His lips keep moving, the gray hairs of his beard following suit, but I am gone. "When did this happen?" I ponder. "When did I become a real adult?" "How long have I been like this and why didn't I notice before." I have friends who have children, who are married, who are fighting a war, who own homes and cars and boats. Of course they are adults. But for some reason, I feel immune to it, as if it's all one big joke that society and history and movies and our parents play on us, kind of like the reality of death to someone who is alive and not terminally ill. And then it makes me wonder about what the definition of adult is...Webster's says, "fully developed and mature," or "grown-up". I forgot to mention that the Indian-Colonel-friend actually had Mr. Bankruptcy attorney deemed Colonel by the governor of Kentucky...which would make him Colonel-Bankruptcy-attorney…again, irrelevant. So, in the Colonel's eyes I am an adult. In my parent's eyes, I am adult-like with a few shortcomings. But in mine, I don't know that I will ever be an adult...I will probably be eighty-three sitting in a rocking chair, listening to the oldies on whatever music playing device that has been developed by 2066 - by then maybe Jack Jonson will be considered oldies - and I will be wondering when I will reach adulthood.

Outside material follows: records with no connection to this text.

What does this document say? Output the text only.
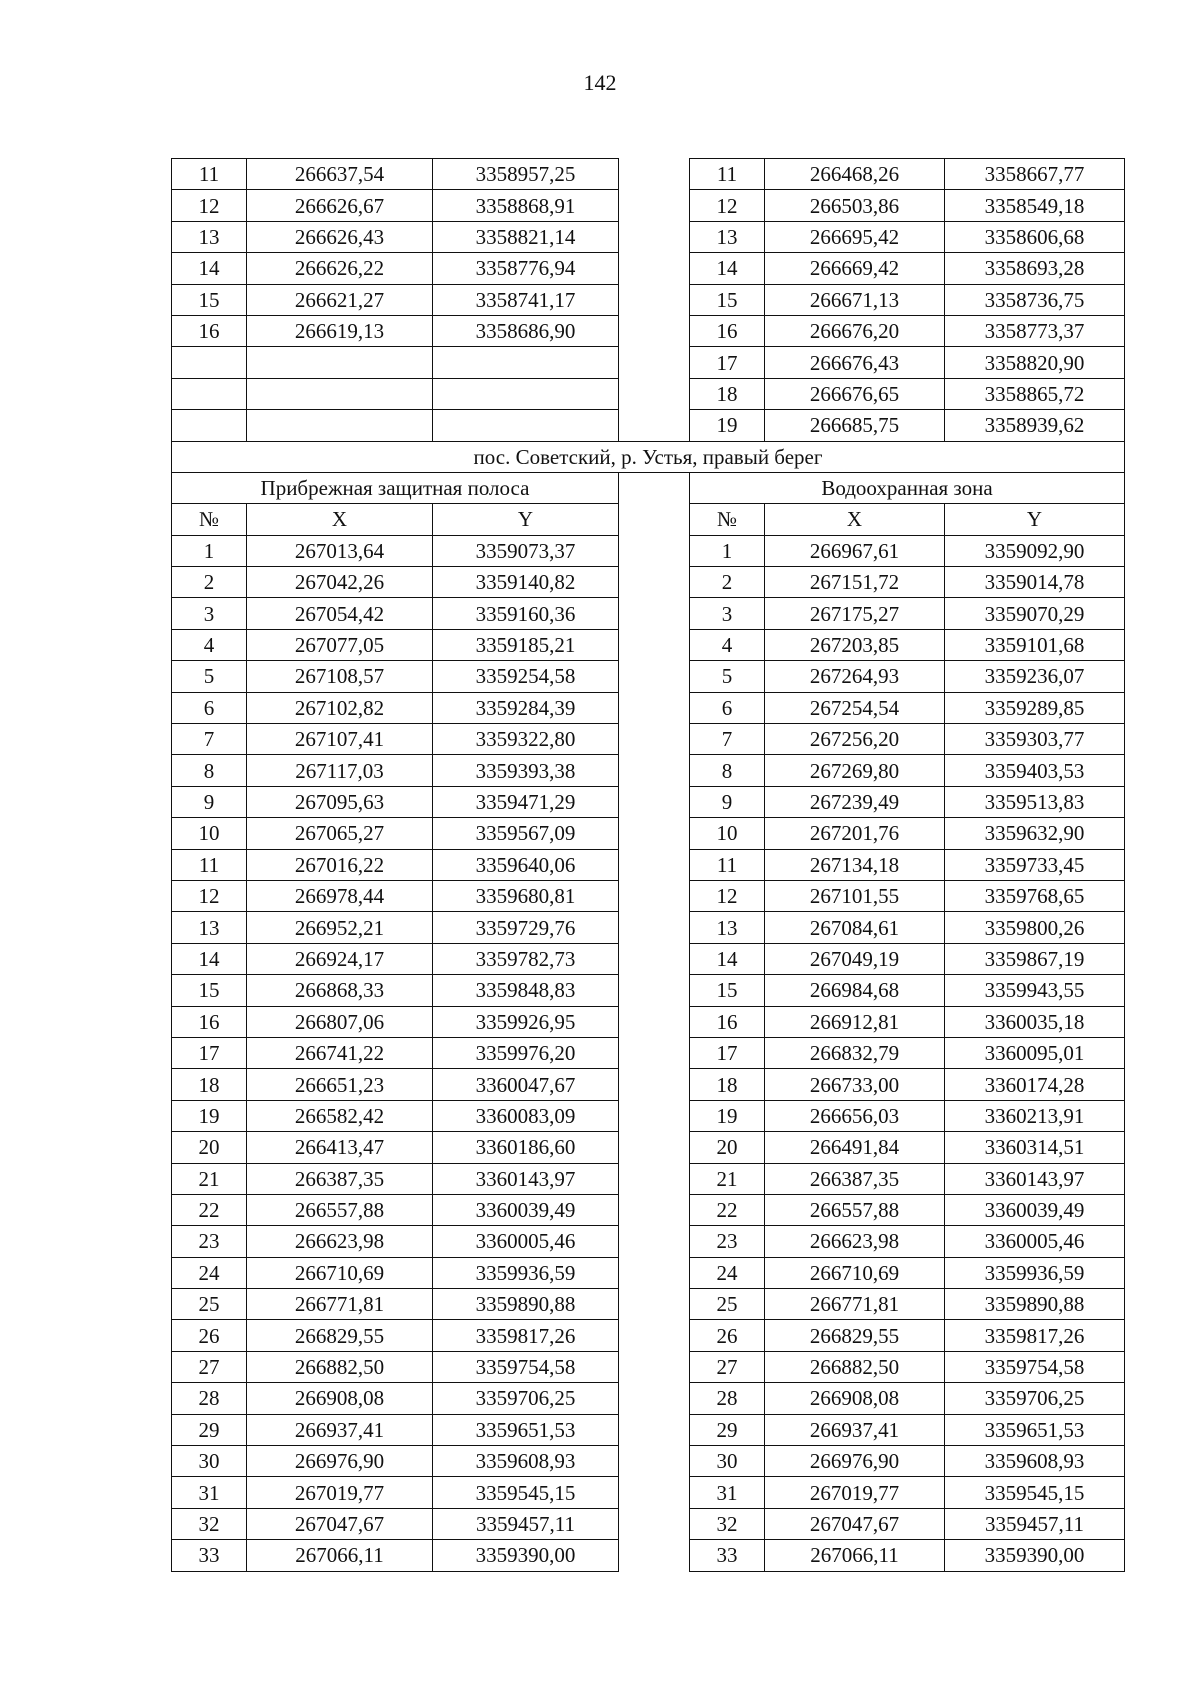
142
11	266637,54	3358957,25		11	266468,26	3358667,77
12	266626,67	3358868,91		12	266503,86	3358549,18
13	266626,43	3358821,14		13	266695,42	3358606,68
14	266626,22	3358776,94		14	266669,42	3358693,28
15	266621,27	3358741,17		15	266671,13	3358736,75
16	266619,13	3358686,90		16	266676,20	3358773,37
				17	266676,43	3358820,90
				18	266676,65	3358865,72
				19	266685,75	3358939,62
пос. Советский, р. Устья, правый берег						
Прибрежная защитная полоса				Водоохранная зона		
№	X	Y		№	X	Y
1	267013,64	3359073,37		1	266967,61	3359092,90
2	267042,26	3359140,82		2	267151,72	3359014,78
3	267054,42	3359160,36		3	267175,27	3359070,29
4	267077,05	3359185,21		4	267203,85	3359101,68
5	267108,57	3359254,58		5	267264,93	3359236,07
6	267102,82	3359284,39		6	267254,54	3359289,85
7	267107,41	3359322,80		7	267256,20	3359303,77
8	267117,03	3359393,38		8	267269,80	3359403,53
9	267095,63	3359471,29		9	267239,49	3359513,83
10	267065,27	3359567,09		10	267201,76	3359632,90
11	267016,22	3359640,06		11	267134,18	3359733,45
12	266978,44	3359680,81		12	267101,55	3359768,65
13	266952,21	3359729,76		13	267084,61	3359800,26
14	266924,17	3359782,73		14	267049,19	3359867,19
15	266868,33	3359848,83		15	266984,68	3359943,55
16	266807,06	3359926,95		16	266912,81	3360035,18
17	266741,22	3359976,20		17	266832,79	3360095,01
18	266651,23	3360047,67		18	266733,00	3360174,28
19	266582,42	3360083,09		19	266656,03	3360213,91
20	266413,47	3360186,60		20	266491,84	3360314,51
21	266387,35	3360143,97		21	266387,35	3360143,97
22	266557,88	3360039,49		22	266557,88	3360039,49
23	266623,98	3360005,46		23	266623,98	3360005,46
24	266710,69	3359936,59		24	266710,69	3359936,59
25	266771,81	3359890,88		25	266771,81	3359890,88
26	266829,55	3359817,26		26	266829,55	3359817,26
27	266882,50	3359754,58		27	266882,50	3359754,58
28	266908,08	3359706,25		28	266908,08	3359706,25
29	266937,41	3359651,53		29	266937,41	3359651,53
30	266976,90	3359608,93		30	266976,90	3359608,93
31	267019,77	3359545,15		31	267019,77	3359545,15
32	267047,67	3359457,11		32	267047,67	3359457,11
33	267066,11	3359390,00		33	267066,11	3359390,00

When I think of grown-up, which was the second part of Webster's definition, I think un-fun, responsibility laden, no-time-to-sit-and-enjoy-a-cup-of-tea-or-the-smell-of-the-rain because there are too many things to get done...and if that's the case, I don't ever want to be a grown-up. Maybe that's why I work at Starbuck's making $3 an hour, despite my bachelor's degree, and not in an office. Maybe this post just affirms the suspicion I have been having that I need more therapy. It also may be that I live with my parents during this current season of my life, which makes me feel like a child most of the time.
It's funny. I am going to bed early tonight because my alarm will go off ate 3:45 tomorrow morning so that I can be there by 5 AM. If that doesn't make me feel like an adult, I don't know what will.